The sine function is one of the fundamental trigonometric functions commonly used in mathematics. It is symbolized as "sin" and is particularly used to relate the angles of a right triangle to the ratios of its sides. In a right triangle:

• The sine of an angle is defined as the ratio of the length of the side opposite the angle to the length of the hypotenuse.

For a given angle θ, this can be expressed as: \[ \sin(\theta) = \frac{\text{opposite}}{\text{hypotenuse}} \]The sine function is periodic, meaning it repeats its values in regular intervals every 360 degrees or 2π radians. It takes input values from real numbers (which could represent angles in degrees or radians) and outputs values ranging from -1 to 1.

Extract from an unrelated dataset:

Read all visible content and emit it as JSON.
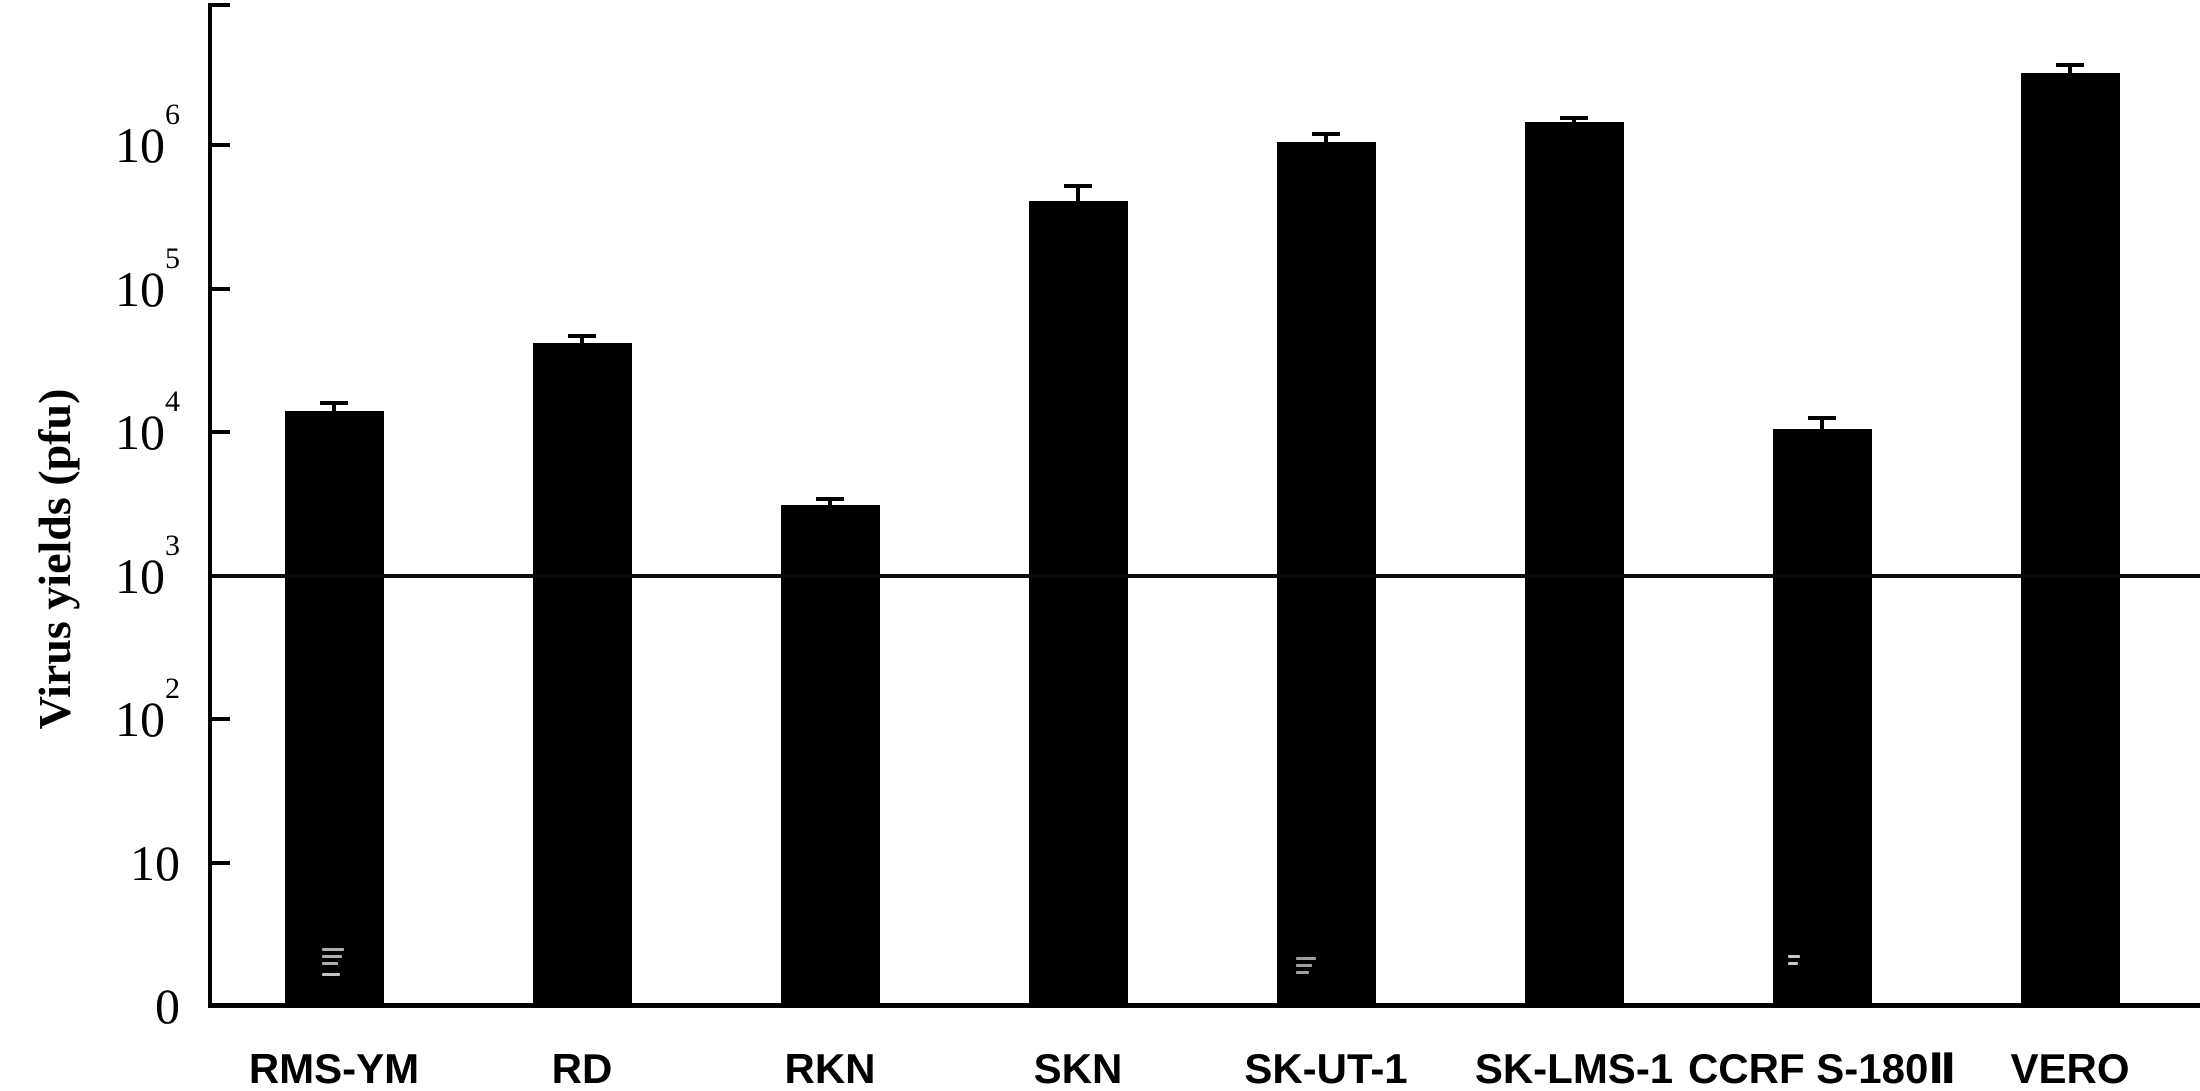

This function is extensively used in various applications like physics, engineering, and even in music theory because it models wave patterns naturally.

Degrees and radians are units used to measure angles, and each has its particular uses depending on the context. Degree to radian conversion becomes essential when dealing with trigonometric calculations on calculators that operate in radian mode rather than degree mode. To convert degrees to radians, use the formula: \[ \text{radians} = \text{degrees} \times \frac{\pi}{180} \]Pi (\(\pi\)) here is approximately 3.14159, representing the ratio of the circumference of a circle to its diameter. Thus, 180 degrees is equivalent to \(\pi\) radians.

For example:

• To convert 11 degrees into radians, calculate: 11 × \(\frac{\pi}{180} \approx 0.191 \) radians.
• For 121.68 degrees, it converts to: 121.68 × \(\frac{\pi}{180} \approx 2.124 \) radians.
• For angles given in degrees and minutes, like 259° 10', first convert the minutes to a decimal degree: 259.1667, then multiply by \(\frac{\pi}{180}\).

Understanding this conversion ensures accuracy in computations and allows the use of trigonometric functions without switching calculator modes.

A scientific calculator is a powerful tool that helps perform complex mathematical calculations efficiently and accurately. When calculating the sine of an angle, ensure the calculator is in the correct mode (radian or degree) based on your angle measurement. To use a scientific calculator for the sine function:

• First, determine the mode needed for the angle. For radian measures, the calculator must be in radian mode. For degree measures, it should be in degree mode.
• Once your calculator is set to the correct mode, input the angle value.
• Press the "sin" button to get the sine of the angle displayed.

Let’s say you're working with an angle converted to radians; simply input it and use the "sin" function. Ensure to check whether the calculator's display mode aligns with what's required for the solution. After obtaining the sine value, if required, round it to four decimal places to meet the precision specified in problems like textbook exercises. This ensures clarity and consistency with the expected results.